The momentum of healthcare’s progress toward a value-based business model is gaining speed, according to results of two recent surveys from the Skokie, Ill.-based consulting firm Kaufman, Hall & Associates, LLC.
Responding hospitals reported that the use of value-based contracts increased significantly over a six-month period. The percentage of hospitals reporting that 10 percent or more of their revenue comes from value-based contracts almost doubled between August 2014 and February 2015, from 22 percent to 42 percent.
The two surveys found even more growth in expectations for future use of value-based payment. The percentage of responding hospitals anticipating that value-based contracts will constitute 50 percent or more of their revenue within the next 24 months tripled compared with six month previously, from 7 percent to 22 percent. In another sign of healthcare’s shifting business model, 85 percent of respondents reported an increase in outpatient visits in the last six months of 2014, up from 72 percent in the first six months of 2014.
These findings come on the heels of two high-profile national commitments to escalate use of value-based payment. On Jan. 26, the Centers for Medicare & Medicaid Services (CMS) announced its goal to move 50 percent of Medicare payment to a value-based model by 2018. Two days later, the Health Care Transformation Task Force, composed of influential payers and providers, committed to having 75 percent of its business in value-based arrangements by 2020.
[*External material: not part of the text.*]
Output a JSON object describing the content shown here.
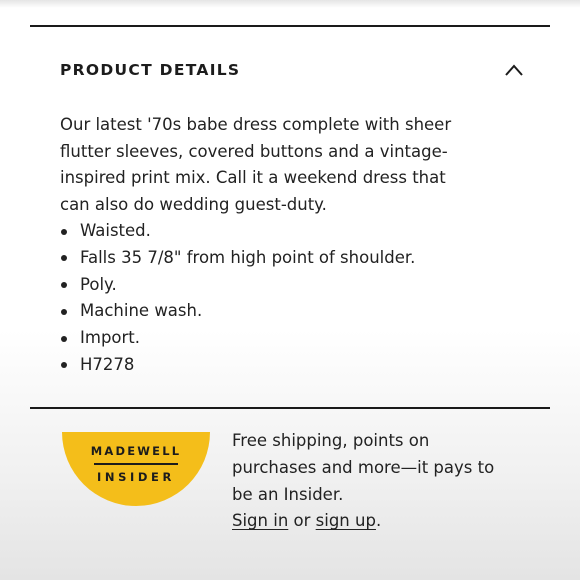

“These findings suggest that more providers are viewing the movement toward value-based payment as inevitable,” Mark E. Grube, managing director, Kaufman Hall, said in a news release statement. “As the shift from volume to value gains momentum, hospitals and health systems need to move quickly to understand the likely trajectory in their markets, to identify their desired role, and to make the significant structural and operational changes needed to succeed in the changing business model.”